• Der Kreis schliesst sich in !Khwa ttu

    25. januar, Sydafrika ⋅ 🌬 26 °C

    Fünf Tage brauchen wir von Johannesburg bis an die Westküste. Einmal quer durch Süd Afrika, mit dem einen Ziel vor Augen: Cape Town.

    Vor rund elf Monaten standen wir schon einmal hier. Damals war es der Start in unser grosses Afrika Abenteuer. Der Aufbruch verlief allerdings etwas holprig. Ich war überzeugt, wir hätten viel zu viel dabei, zu viel Ausrüstung, zu viel Ballast, zu viel von Allem. Zwischen Gleitschirm, Bergausrüstung, einer voll ausgestatteten Apotheke, Küche, Werkstatt und Kisten voller „Man weiss ja nie“ Gegenständen, hatte ich genau hier einen mittleren Nervenzusammenbruch. Also liessen wir kurzerhand einen Teil der Ausrüstung hier zurück. Zelt und Daunenschlafsäcke mussten bleiben.

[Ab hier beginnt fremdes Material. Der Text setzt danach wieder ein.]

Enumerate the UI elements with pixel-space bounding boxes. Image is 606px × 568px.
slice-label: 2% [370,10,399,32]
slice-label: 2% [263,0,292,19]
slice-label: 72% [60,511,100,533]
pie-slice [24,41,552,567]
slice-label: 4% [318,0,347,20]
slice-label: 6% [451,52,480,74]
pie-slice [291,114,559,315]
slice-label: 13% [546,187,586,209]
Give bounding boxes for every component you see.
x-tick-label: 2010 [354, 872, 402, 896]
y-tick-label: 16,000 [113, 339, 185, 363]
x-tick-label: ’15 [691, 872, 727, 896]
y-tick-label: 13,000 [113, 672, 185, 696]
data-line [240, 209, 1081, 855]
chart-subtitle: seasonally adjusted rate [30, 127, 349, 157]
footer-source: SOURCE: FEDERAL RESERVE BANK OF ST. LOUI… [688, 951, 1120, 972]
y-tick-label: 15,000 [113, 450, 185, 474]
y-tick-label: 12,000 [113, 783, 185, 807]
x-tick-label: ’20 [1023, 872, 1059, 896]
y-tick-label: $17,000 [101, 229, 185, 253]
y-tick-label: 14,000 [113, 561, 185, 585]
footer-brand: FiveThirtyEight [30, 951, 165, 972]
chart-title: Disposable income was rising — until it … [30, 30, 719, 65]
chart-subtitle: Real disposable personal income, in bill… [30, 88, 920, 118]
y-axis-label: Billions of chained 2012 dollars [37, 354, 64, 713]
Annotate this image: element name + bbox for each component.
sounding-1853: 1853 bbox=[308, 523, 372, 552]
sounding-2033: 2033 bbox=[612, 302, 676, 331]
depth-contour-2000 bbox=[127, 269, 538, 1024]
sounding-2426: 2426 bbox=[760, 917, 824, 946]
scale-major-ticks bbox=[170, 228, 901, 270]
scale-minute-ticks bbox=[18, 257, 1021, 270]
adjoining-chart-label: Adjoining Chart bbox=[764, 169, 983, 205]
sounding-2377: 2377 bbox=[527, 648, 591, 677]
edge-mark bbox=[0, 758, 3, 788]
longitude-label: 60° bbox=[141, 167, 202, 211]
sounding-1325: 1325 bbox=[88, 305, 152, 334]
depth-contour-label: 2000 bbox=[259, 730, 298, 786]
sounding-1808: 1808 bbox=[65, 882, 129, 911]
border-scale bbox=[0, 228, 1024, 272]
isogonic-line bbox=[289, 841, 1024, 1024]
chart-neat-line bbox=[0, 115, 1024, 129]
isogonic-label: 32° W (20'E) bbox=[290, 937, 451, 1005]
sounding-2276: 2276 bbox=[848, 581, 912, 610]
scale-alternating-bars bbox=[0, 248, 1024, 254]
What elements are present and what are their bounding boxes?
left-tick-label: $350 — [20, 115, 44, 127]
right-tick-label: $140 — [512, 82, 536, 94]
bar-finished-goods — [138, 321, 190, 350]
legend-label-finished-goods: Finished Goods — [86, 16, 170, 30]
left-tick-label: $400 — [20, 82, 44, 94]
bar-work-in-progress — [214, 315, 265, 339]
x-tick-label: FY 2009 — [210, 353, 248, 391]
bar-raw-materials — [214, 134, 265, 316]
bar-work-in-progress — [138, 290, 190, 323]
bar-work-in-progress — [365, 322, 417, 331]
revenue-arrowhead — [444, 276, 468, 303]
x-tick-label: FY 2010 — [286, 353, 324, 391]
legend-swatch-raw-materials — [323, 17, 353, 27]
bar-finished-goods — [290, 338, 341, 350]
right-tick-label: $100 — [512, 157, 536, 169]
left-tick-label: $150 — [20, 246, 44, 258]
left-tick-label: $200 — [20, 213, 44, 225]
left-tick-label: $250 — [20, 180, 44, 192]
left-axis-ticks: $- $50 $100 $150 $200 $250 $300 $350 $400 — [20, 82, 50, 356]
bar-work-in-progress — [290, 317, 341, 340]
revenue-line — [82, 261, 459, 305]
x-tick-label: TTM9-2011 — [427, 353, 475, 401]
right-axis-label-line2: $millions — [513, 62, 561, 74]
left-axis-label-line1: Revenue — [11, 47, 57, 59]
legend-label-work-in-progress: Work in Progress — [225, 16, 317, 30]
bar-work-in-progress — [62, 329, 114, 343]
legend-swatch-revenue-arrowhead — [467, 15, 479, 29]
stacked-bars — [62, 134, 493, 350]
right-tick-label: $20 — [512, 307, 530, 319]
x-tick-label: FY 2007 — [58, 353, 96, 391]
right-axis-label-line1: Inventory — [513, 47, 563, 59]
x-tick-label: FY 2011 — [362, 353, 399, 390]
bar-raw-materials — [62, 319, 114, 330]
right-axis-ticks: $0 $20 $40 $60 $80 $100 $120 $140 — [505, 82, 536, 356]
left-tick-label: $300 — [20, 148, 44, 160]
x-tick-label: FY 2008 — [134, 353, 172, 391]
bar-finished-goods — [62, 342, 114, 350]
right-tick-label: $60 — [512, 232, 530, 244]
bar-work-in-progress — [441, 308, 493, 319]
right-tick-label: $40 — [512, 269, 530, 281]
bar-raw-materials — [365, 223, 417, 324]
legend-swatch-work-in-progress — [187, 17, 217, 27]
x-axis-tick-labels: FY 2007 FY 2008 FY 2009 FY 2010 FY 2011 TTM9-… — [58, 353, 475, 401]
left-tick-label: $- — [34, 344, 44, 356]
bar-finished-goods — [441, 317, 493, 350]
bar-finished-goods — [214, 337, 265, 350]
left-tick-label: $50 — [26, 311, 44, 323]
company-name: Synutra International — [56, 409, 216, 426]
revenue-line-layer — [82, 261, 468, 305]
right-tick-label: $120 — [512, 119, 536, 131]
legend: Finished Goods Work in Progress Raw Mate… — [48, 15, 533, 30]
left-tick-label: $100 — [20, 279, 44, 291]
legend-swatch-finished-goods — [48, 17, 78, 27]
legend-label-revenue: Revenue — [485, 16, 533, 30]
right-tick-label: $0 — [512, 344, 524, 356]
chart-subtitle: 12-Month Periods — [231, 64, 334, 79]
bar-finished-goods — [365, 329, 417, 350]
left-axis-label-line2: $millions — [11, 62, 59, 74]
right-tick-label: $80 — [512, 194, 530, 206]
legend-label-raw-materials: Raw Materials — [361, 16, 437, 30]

Diesmal fühlt sich die Ankunft ganz anders an. Vertraute Gesichter heissen uns Willkommen. Zum ersten Mal seit Langem fühlt es sich nach Zurückkommen an, nicht nach Weiterziehen.

    !Khwa ttu ist nicht nur ein wunderschöner Ort, sondern wahrscheinlich auch ein kleines Stück Familiengeschichte. Die UBUNTU Foundation wurde im Dezember 2001 gegründet und legte damit den Grundstein für den Aufbau der Organisation. In den darauffolgenden Jahren entstand hier Schritt für Schritt das Kultur- und Bildungszentrum zur Bewahrung der Geschichte und Lebensweise der San, das 2004 offiziell als Non-Profit-Organisation registriert wurde. Bis 2006 wurden die öffentlichen Einrichtungen und touristischen Angebote fertiggestellt, bevor !Khwa ttu schliesslich seine Tore für Besucher öffnete. Genau in dieser intensiven Aufbauphase war Papi beteiligt und hat das Projekt in seinen frühen Jahren mitgeprägt. Heute erzählen die San, die ursprünglichen Bewohner des südlichen Afrikas, hier ihre eigene Geschichte, bilden junge Menschen aus und bewahren ihr Erbe auf der 850 Hektar grossen Farm an der Westküste.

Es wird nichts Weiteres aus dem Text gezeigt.